La pharmacie des princes de Condé.
C’est Sarah Gillois, animatrice du patrimoine de la ville de Chantilly qui nous raconte l’histoire de la chapelle Saint-Laurent transformée en musée de la pharmacie des princes de Condé. À l’origine, il s’agit d’une des sept chapelles (dont les noms reprennent les sept basiliques romaines) construites entre 1532 et 1538 par le connétable Anne de Montmorency aux alentours du château. Elle fut détruite en 1724, lors de la construction des grandes écuries, pour être reconstruite dans le style du XVIIIe siècle dans la cour de l’hospice Condé. Ce dernier fut fondé en 1647, d’abord sur la commune de Vineuil, sous le nom de « Charité », par la petite-fille du connétable et mère du Grand Condé, Charlotte de Montmorency, puis transféré à Chantilly, en 1736, par Louis-Henri duc de Bourbon, prince de Condé. Il se dota alors d’une salle de chirurgie et d’une pharmacie dont les pots sont aujourd’hui exposés dans la chapelle Saint-Laurent.

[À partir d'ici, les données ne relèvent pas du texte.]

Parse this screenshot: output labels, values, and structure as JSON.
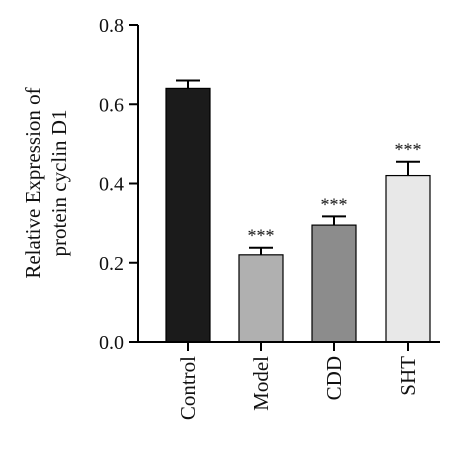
{
  "chart_data": {
    "type": "bar",
    "categories": [
      "Control",
      "Model",
      "CDD",
      "SHT"
    ],
    "values": [
      0.64,
      0.22,
      0.295,
      0.42
    ],
    "errors": [
      0.02,
      0.018,
      0.022,
      0.035
    ],
    "significance": [
      "",
      "***",
      "***",
      "***"
    ],
    "colors": [
      "#1b1b1b",
      "#b0b0b0",
      "#8c8c8c",
      "#e8e8e8"
    ],
    "xlabel": "",
    "ylabel_lines": [
      "Relative Expression of",
      "protein cyclin D1"
    ],
    "ylim": [
      0,
      0.8
    ],
    "yticks": [
      0.0,
      0.2,
      0.4,
      0.6,
      0.8
    ],
    "ytick_labels": [
      "0.0",
      "0.2",
      "0.4",
      "0.6",
      "0.8"
    ],
    "grid": false,
    "legend": "none"
  }
}
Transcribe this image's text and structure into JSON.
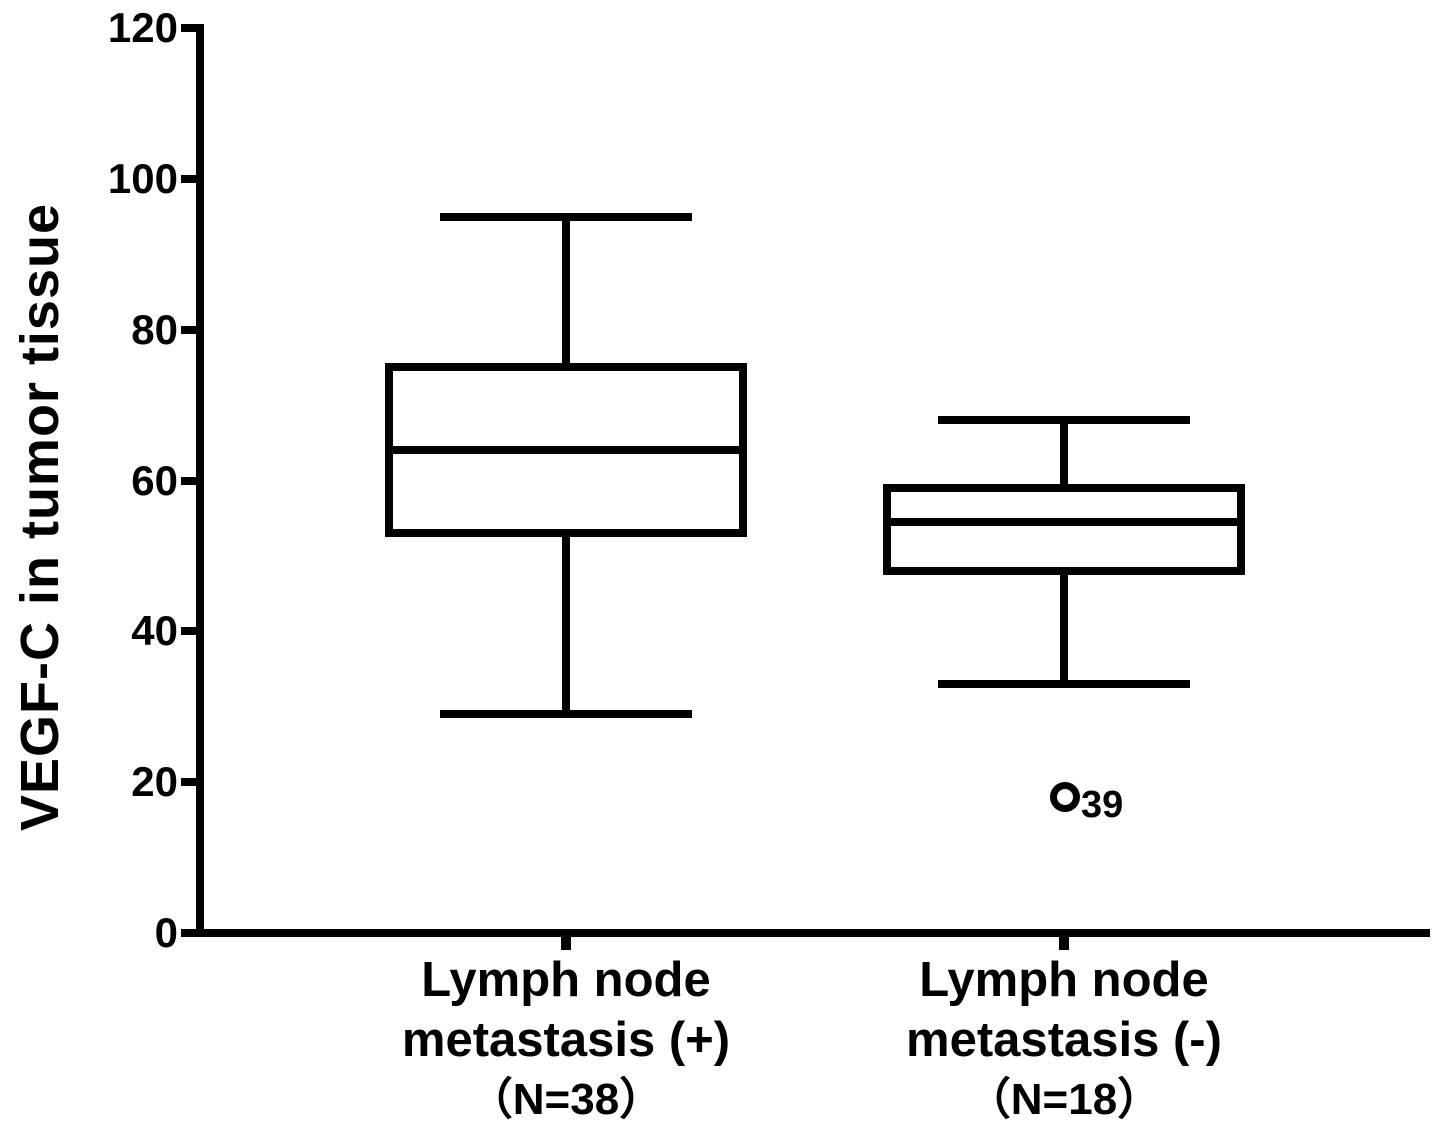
{
  "figure": {
    "background_color": "#ffffff",
    "ink_color": "#000000"
  },
  "chart_data": {
    "type": "boxplot",
    "title": "",
    "ylabel": "VEGF-C in tumor tissue",
    "xlabel": "",
    "ylim": [
      0,
      120
    ],
    "yticks": [
      0,
      20,
      40,
      60,
      80,
      100,
      120
    ],
    "grid": false,
    "legend": false,
    "categories": [
      {
        "label_lines": [
          "Lymph node",
          "metastasis (+)",
          "（N=38）"
        ],
        "n": 38
      },
      {
        "label_lines": [
          "Lymph node",
          "metastasis (-)",
          "（N=18）"
        ],
        "n": 18
      }
    ],
    "series": [
      {
        "name": "Lymph node metastasis (+)",
        "whisker_low": 29,
        "q1": 53,
        "median": 64,
        "q3": 75,
        "whisker_high": 95,
        "outliers": []
      },
      {
        "name": "Lymph node metastasis (-)",
        "whisker_low": 33,
        "q1": 48,
        "median": 54.5,
        "q3": 59,
        "whisker_high": 68,
        "outliers": [
          {
            "value": 18,
            "case_label": "39"
          }
        ]
      }
    ]
  }
}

Le plus extraordinaire dans l’histoire de la chapelle est probablement son transfert de quelques mètres, en 1981 (pour dégager un passage), qui prit trois jours : scellée sur un bloc de béton, elle fut déplacée à l’aide de câbles reliés à des vérins hydrauliques. À l’intérieur, les 121 pots de pharmacie, datés de 1786-1787 aux armes des Condé avec les fleurs de lys royales (et la brisure au centre, indiquant qu’il s’agit d’une branche cadette) constituent une des collections les plus homogènes et harmonieuses qui existe (seuls deux pots sont manquants), arrivée par l’intermédiaire d’un certain Bazin, marchand de faïences rue des Fossés-Saint-Germain-l’Auxerrois, à Paris. Sur une étagère, se trouve aussi une très belle collection de pots commandés par le duc d’Aumale.
Pots, vases, urnes, soupières, chevrettes et cassolettes, tous marqués d’un cartouche, sont classés Monuments historiques depuis 1975. Aujourd’hui, la Fondation Condé de Chantilly (la plus vieille fondation de France) met en valeur sa riche histoire à travers ses belles collections pharmaceutiques.